I have to change icon type play/pause conditionally, passing it via props.

In such case should I use the ternary expression in order to pass correct prop?

<my-icon :icon="!isPlaying ? 'play' : 'pause'"></my-icon>

Or it would be better to use v-show to achieve the best performance?

<my-icon v-show='!isPlaying' :icon='play'></my-icon>
<my-icon v-show='isPlaying' :icon='pause'></my-icon>

Thank you in advance!

CodePudding user response：

A better approach would be removing the v-if and sending the different values to icon prop using computed

<my-icon :icon="getIcon"></my-icon>

export default {
 computed: {
  getIcon() {
   return isPlaying?'pause':'play':
  }
 }
}

Through the above method, you can send any values based on the different conditions with having one short line of code in the template section

CodePudding user response：

TLDR: Either should be fine and the resulting performance difference should be negligible.

Additional Thoughts:

Performance wise, I would imagine that the difference in time to render would be negligible. As a personal preference, the usage of the first one seems more appealing to me as it only inserts one <my-icon /> element into the DOM rather than two and hiding one.

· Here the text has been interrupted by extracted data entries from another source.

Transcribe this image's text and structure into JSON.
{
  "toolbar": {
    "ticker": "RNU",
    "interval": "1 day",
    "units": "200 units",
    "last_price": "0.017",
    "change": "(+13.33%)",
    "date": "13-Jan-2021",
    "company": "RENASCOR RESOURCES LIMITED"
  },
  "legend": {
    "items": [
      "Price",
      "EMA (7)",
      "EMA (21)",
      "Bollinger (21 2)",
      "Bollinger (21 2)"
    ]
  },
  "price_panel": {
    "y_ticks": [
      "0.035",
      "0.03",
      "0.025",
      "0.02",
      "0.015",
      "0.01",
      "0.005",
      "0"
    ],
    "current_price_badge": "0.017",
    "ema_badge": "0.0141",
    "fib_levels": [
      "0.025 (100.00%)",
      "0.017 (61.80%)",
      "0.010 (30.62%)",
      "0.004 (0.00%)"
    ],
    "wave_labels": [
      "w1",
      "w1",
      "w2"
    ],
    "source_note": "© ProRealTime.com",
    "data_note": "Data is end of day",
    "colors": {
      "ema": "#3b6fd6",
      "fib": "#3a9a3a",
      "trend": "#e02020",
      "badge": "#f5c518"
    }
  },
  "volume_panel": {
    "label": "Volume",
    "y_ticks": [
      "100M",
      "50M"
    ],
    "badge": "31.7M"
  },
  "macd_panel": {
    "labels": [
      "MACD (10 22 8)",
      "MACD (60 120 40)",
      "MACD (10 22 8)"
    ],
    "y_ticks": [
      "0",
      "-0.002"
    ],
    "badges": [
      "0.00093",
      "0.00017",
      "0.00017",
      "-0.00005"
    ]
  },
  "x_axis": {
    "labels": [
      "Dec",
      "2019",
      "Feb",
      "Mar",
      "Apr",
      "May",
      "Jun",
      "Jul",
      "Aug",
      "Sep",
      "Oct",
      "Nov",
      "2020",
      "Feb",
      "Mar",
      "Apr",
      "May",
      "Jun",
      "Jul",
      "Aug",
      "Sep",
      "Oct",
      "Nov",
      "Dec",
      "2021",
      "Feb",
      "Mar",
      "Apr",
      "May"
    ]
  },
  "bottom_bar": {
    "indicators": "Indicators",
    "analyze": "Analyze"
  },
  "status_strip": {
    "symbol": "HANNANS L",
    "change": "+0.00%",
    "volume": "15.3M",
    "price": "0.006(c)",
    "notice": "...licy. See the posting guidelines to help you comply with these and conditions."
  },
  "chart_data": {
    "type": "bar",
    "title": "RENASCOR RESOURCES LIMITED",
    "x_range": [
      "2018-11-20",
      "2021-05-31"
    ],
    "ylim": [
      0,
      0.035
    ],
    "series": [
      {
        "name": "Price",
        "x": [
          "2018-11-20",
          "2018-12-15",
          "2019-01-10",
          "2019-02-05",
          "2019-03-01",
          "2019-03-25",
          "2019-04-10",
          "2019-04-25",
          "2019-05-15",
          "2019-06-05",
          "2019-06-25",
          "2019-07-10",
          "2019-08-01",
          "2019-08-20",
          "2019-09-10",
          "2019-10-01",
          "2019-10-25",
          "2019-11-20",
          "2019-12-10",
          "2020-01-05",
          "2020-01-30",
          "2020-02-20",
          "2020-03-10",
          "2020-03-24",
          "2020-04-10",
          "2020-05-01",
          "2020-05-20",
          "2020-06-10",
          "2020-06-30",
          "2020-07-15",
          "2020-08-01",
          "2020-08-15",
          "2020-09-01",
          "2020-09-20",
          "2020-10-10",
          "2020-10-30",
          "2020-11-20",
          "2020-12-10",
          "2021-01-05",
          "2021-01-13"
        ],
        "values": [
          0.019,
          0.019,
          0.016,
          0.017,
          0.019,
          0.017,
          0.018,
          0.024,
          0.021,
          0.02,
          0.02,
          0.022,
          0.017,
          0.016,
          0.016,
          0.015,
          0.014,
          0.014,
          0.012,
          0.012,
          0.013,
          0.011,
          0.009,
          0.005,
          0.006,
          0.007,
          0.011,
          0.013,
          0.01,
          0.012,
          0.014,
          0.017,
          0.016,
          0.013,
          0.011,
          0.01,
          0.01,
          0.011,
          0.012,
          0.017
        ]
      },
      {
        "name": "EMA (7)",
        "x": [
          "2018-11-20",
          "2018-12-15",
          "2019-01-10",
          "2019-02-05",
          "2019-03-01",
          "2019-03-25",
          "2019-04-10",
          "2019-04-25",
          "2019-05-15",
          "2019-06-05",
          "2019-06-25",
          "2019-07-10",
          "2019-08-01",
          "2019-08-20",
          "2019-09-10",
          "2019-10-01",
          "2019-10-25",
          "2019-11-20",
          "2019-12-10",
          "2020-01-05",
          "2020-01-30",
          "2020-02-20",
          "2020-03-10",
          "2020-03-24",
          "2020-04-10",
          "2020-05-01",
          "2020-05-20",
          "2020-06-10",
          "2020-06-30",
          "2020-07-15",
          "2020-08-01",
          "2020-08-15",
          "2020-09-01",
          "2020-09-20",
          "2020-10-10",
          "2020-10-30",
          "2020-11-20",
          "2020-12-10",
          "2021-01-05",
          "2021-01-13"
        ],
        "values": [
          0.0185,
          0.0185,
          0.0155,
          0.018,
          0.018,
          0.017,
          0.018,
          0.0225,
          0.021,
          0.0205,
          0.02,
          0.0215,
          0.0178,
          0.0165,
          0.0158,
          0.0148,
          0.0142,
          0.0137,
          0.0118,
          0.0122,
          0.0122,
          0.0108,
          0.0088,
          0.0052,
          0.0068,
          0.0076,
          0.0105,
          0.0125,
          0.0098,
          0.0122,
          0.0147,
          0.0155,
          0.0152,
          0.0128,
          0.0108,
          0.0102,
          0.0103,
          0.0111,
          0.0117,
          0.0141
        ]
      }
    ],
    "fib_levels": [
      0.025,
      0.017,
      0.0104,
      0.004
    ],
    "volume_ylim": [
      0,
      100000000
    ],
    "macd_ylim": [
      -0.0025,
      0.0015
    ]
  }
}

As an alternative to v-show, you could use the v-if conditional directive to not even render the element that won't be displayed in the DOM for example two above. This would result in only one in the DOM at a time similar to example one. Below is the usage for v-if:

<my-icon v-if='!isPlaying' :icon='play'></my-icon>
<my-icon v-if='isPlaying' :icon='pause'></my-icon>

While this is probably slightly more performant than v-show since the second non-displaying element doesn't have to be added to the DOM, the difference again is probably negligible.